Amis Burundais, le Burundi est votre plus précieux patrimoine commun. N’écoutez pas les destructeurs qui n’attendent plus que la guerre éclate pour vous vendre de nouvelles armées. Le problème électoral, c’est votre propre problème. L’interprétation de la constitution, c’est votre affaire. Les Burundais sur les collines verdoyantes de Cibitoke, Kirundo, Muyinga, Cankuzo, Kayanza, Ruyigi, Rutana, Makamba, Muramvya, Mwaro, Gitega, Bururi et ailleurs, ont besoin de paix et de sécurité durables pour s’occuper de leur avenir et celui de leurs enfants.
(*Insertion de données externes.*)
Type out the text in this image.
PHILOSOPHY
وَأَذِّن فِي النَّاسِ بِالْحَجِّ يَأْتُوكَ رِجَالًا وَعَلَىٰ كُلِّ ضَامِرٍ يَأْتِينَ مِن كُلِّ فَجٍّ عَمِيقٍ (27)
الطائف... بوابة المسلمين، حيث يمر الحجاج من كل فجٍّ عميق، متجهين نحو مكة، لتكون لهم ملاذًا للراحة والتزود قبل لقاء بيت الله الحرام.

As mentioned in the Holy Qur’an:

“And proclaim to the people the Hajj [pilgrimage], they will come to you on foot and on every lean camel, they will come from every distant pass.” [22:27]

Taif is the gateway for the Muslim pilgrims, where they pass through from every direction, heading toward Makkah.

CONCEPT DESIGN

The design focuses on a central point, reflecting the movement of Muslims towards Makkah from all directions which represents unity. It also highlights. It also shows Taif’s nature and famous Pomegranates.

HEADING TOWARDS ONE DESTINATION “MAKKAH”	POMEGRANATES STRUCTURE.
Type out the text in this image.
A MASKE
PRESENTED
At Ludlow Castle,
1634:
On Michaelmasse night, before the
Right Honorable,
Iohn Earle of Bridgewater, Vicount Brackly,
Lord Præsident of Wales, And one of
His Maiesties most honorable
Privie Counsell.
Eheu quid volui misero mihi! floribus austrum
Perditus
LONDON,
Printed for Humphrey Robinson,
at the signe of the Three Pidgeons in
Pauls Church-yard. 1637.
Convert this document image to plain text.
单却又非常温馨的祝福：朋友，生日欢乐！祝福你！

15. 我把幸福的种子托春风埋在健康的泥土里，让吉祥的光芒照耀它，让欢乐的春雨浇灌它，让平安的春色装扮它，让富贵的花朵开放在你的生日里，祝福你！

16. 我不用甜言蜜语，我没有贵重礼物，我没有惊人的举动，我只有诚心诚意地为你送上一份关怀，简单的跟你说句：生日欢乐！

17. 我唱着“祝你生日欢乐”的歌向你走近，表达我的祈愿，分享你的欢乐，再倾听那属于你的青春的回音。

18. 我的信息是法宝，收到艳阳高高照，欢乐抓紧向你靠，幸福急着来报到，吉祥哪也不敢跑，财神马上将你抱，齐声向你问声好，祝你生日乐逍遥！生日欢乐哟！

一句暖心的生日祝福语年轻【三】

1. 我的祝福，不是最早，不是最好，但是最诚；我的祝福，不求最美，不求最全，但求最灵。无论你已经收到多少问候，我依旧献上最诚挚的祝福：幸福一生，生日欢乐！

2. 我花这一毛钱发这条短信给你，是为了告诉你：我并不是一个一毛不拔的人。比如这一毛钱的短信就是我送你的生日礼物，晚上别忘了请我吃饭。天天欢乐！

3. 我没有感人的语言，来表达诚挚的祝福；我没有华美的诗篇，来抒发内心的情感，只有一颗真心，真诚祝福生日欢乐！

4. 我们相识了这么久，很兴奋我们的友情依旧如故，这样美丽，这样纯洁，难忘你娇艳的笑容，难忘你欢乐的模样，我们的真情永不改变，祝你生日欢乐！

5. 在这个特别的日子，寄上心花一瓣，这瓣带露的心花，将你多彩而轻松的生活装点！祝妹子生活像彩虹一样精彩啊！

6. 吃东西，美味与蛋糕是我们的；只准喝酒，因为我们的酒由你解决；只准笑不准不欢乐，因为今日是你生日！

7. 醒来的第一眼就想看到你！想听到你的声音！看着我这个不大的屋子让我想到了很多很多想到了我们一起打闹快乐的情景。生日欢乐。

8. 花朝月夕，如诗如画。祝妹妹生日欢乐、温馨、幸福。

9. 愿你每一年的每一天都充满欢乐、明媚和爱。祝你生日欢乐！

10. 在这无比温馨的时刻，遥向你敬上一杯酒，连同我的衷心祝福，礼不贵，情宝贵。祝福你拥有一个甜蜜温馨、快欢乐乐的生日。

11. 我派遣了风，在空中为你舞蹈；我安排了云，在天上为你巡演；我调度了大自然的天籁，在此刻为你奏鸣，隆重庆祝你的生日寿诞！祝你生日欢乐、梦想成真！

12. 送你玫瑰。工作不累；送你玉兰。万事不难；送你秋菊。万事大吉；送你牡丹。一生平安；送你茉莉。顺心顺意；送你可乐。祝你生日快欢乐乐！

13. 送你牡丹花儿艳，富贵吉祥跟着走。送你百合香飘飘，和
Quand vous pensez aux élections, pensez à ce que vous pourrez apporter aux dix millions de Burundais qui vous regardent dans les yeux, et qui attendent beaucoup des politiques pour se construire sur leurs collines. Quels sont les vrais enjeux du Burundi ? Sortir la population de 10 millions de la misère et les aider à construire leur mieux-être et l'avenir de leurs enfants. Ce sont nos parents, nos frères, nos soeurs et nos enfants ; ils ont besoin de notre aide pour construire leur développement économique et social, pas d'une nouvelle guerre civile. La nébuleuse communauté internationale ne pourra jamais se substituer aux Burundais pour penser et construire votre avenir à votre place. Avant d’engager des conflits armés qui enrichissent les fabricants, exportateurs et vendeurs d’armes, réfléchissez à leurs conséquences sur les dix millions de Burundais qui croupissent dans la pauvreté et la misère. Dire non à la pauvreté et à la misère, c'est aussi dire non à la guerre
Emmanuel Nkunzumwami
Essayiste, Analyste économique et politique
Auteur de "Le Partenariat Europe-Afrique dans la mondialisation" (Ed. L'Harmattan, 2013).